James Leng, a faculty fellow in the School of Architecture, has attended some of the diversity and inclusion programming for faculty since he’s been at SU. One was an off-campus training at the beginning of the fall 2018 semester. The training resulted in some good conversations, but still felt ineffective and reductive, Leng said.
“They have some work to do on that end,” he said. “It was like trying to teach 10 year olds this stuff.”
SU has a certain “institutional inertia” that both protects it and makes it so that change comes about slowly, Leng said.
Sekou Cooke, a professor in the School of Architecture, said there is a “necessary but intentional” vagueness to revealing candidate ethnicity. He has previously served on search committees for new architecture professors at SU. The committee doesn’t see that information, so the same sorts of people end up rising to the top of every list, he said.
One potential step forward in ensuring more diverse hires would be to reveal the ethnicities of candidates, he said.
“It would take real political will for us to maybe even take that one step and unveil the racial makeup of our search candidates when they come in,” he said.
SU does a better job with diverse hires than other institutions, he said, and the demographic differences are evident when looking at SU’s faculty pages, said Texu Kim, a professor in the Setnor School of Music in VPA.
Several other professors said they’ve been selected to serve on numerous search committees.It is crucial for these committees to reassemble every couple of yearsto hold the university accountable and ensure that recommendations are being acted upon, Dharwadkar said. Checks and balances need to be put into place on a regular basis to ensure that a small issue doesn’t grow over time, he added.
Goenka said she’s seen a significant decrease in the number of social events for faculty on campus since she started teaching in her tenure-track position in 2000. She suggested a happy hour for faculty and staff at SU’s alumni and faculty center, or opening it more often to give people a space to meet.
Leng said he’s had mostly positive experiences related to diversity during his time teaching at SU. When he first came to central New York, he took part in a series of events hosted by Chancellor Kent Syverud for new faculty to meet each other.
One of these events was meant for “minority faculty,” he recalled, and he said attending this event helped him to build a sense of community with his fellow professors — even if the event itself was contrived.
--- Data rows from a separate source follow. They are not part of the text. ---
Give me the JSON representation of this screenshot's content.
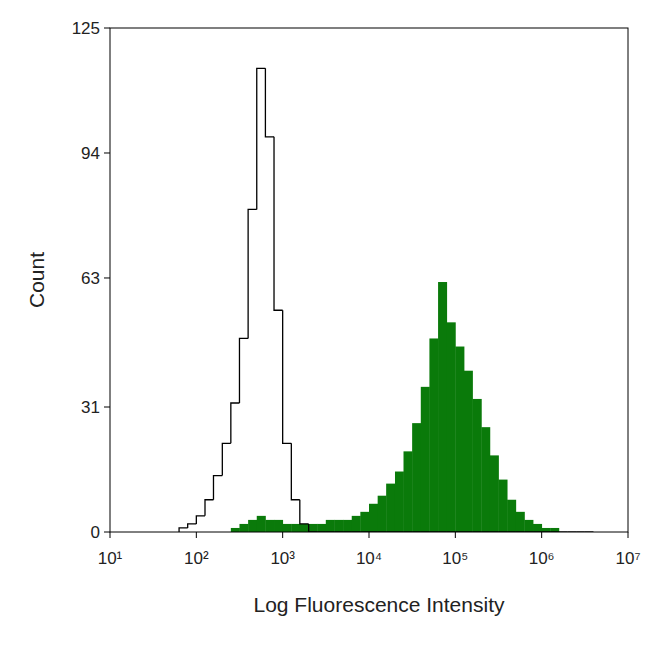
{
  "chart_data": {
    "type": "histogram",
    "log": "x",
    "x_label": "Log Fluorescence Intensity",
    "y_label": "Count",
    "xlim": [
      10,
      10000000
    ],
    "xticks": [
      {
        "value": 10,
        "label": "10¹"
      },
      {
        "value": 100,
        "label": "10²"
      },
      {
        "value": 1000,
        "label": "10³"
      },
      {
        "value": 10000,
        "label": "10⁴"
      },
      {
        "value": 100000,
        "label": "10⁵"
      },
      {
        "value": 1000000,
        "label": "10⁶"
      },
      {
        "value": 10000000,
        "label": "10⁷"
      }
    ],
    "ylim": [
      0,
      125
    ],
    "yticks": [
      0,
      31,
      63,
      94,
      125
    ],
    "grid": false,
    "bins": [
      63.1,
      79.4,
      100,
      126,
      158,
      200,
      251,
      316,
      398,
      501,
      631,
      794,
      1000,
      1260,
      1580,
      2000,
      2510,
      3160,
      3980,
      5010,
      6310,
      7940,
      10000,
      12600,
      15800,
      20000,
      25100,
      31600,
      39800,
      50100,
      63100,
      79400,
      100000,
      126000,
      158000,
      200000,
      251000,
      316000,
      398000,
      501000,
      631000,
      794000,
      1000000,
      1260000,
      1580000,
      2000000,
      2510000,
      3160000,
      3980000
    ],
    "series": [
      {
        "type": "area",
        "color": "#0a7a0a",
        "values": [
          0,
          0,
          0,
          0,
          0,
          0,
          1,
          2,
          3,
          4,
          3,
          3,
          2,
          2,
          2,
          2,
          2,
          3,
          3,
          3,
          4,
          5,
          7,
          9,
          12,
          15,
          20,
          27,
          36,
          48,
          62,
          52,
          46,
          40,
          33,
          26,
          19,
          13,
          8,
          5,
          3,
          2,
          1,
          1,
          0,
          0,
          0,
          0
        ]
      },
      {
        "type": "line",
        "color": "#000000",
        "values": [
          1,
          2,
          4,
          8,
          14,
          22,
          32,
          48,
          80,
          115,
          98,
          55,
          22,
          8,
          2,
          0,
          0,
          0,
          0,
          0,
          0,
          0,
          0,
          0,
          0,
          0,
          0,
          0,
          0,
          0,
          0,
          0,
          0,
          0,
          0,
          0,
          0,
          0,
          0,
          0,
          0,
          0,
          0,
          0,
          0,
          0,
          0,
          0
        ]
      }
    ]
  }
}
The School of Architecture also hosted a Lunar New Year celebration in February, where Leng and other faculty of Asian ethnicity had a space to speak about their experiences related to East Asian culture.
Goenka pointed to SU’s vibrant South Asian Center at the Moynihan Institute of Global Affairs as an example of how programming like visitors and speakers can help her feel encouraged and give her a place of belonging at SU. She was the center’s co-director from 2012 to 2014.
“You have to provide space for people to find their people,” Goenka said. “Community is built by hanging out.”
CORRECTION: In a previous version of this post, Herbert Ruffin was misquoted. The hiring of diversity deans would be minimally effective, not ineffective. Also, the year Tula Goenka began teaching was misstated. She began teaching in 1996 and started on her tenure track in 2000. The Daily Orange regrets these errors.